Un arrêt rendu par la 3ème chambre civile de la Cour de Cassation daté du 4 juin 2006 (n° 13-15675) précise l'étendue des lourdes obligations du locataire afférentes à la restitution des lieux à la fin d'un bail d'habitation.

Dans une affaire, la locataire d'un logement a donné congé à son bailleur. Ce dernier l'a assigné, ainsi que sa caution, en paiement de loyers et indemnités d'occupation, n'ayant pas eu remise des clés par sa locataire (remise des clés valant juridiquement restitution des lieux loués, art. 3 de la loi du 6 juillet 1989).

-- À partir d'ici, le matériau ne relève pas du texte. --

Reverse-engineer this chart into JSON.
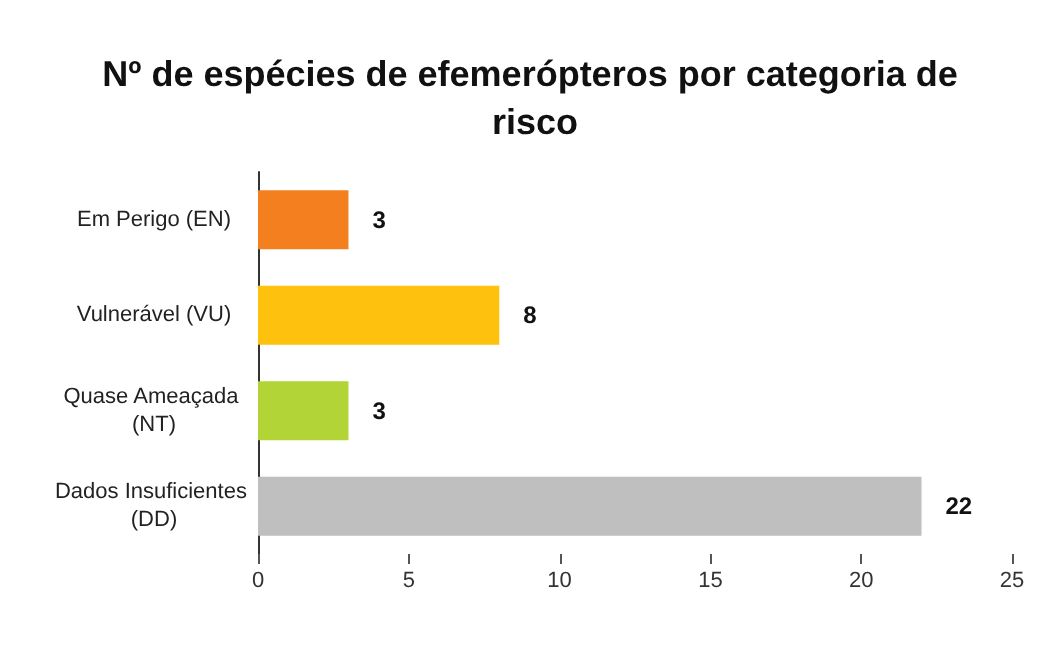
{
  "chart_data": {
    "type": "bar",
    "orientation": "horizontal",
    "title": "Nº de espécies de efemerópteros por categoria de risco",
    "categories": [
      "Em Perigo (EN)",
      "Vulnerável (VU)",
      "Quase Ameaçada (NT)",
      "Dados Insuficientes (DD)"
    ],
    "values": [
      3,
      8,
      3,
      22
    ],
    "colors": [
      "#f47f1e",
      "#fec10d",
      "#b2d436",
      "#bfbfbf"
    ],
    "xlim": [
      0,
      25
    ],
    "xticks": [
      0,
      5,
      10,
      15,
      20,
      25
    ],
    "grid": false,
    "data_labels": true
  }
}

Les juges du fond ont limité le montant des sommes dues par la locataire et refusé de tenir compte de la non-restitution des clés par cette dernière aux motifs que:

  • le bailleur ne justifiait pas avoir provoqué l'état des lieux de sortie en dépit du congé délivré par la locataire;
  • le bailleur avait indiqué dans une lettre antérieure au congé délivré que la location devait se poursuivre jusqu'à une date supérieure à 6 mois;
  • la locataire avait envoyé une lettre dans laquelle elle sollicitait un rendez-vous pour faire l'état des lieux de sortie, et le bailleur lui avait envoyé une lettre fixant la date de cet état des lieux sans se préoccuper de la disponibilité de la locataire.

Ces éléments ont amené les juges fond a limité le paiement des sommes dues au jour du congé délivré par la locataire.

La Cour de cassation censure logiquement cet arrêt, les juges du fond n'ayant pas recherché si la locataire avait tenté de remettre les clés au bailleur et si celui-ci avait opposé un refus à cette restitution.

Le refus abusif du bailleur de reprendre les clés est exonératoire pour le locataire de son obligation de remise des clés, à défaut, le locataire s'expose au paiement d'indemnités d'occupation et au remboursement des sommes dépensées par le bailleur pour récupérer son bien.

La remise des clés au locataire doit se faire en mains propres au bailleur contre récépissé daté et signé faisant état de l’intégralité de la restitution des clés.

La jurisprudence en la matière décide que la remise des clés au gardien ou dans la boite au lettre du bailleur ou encore par lettre recommandée avec accusé de réception ne vaut pas restitution des clés et preuve de la libération effective des lieux loués.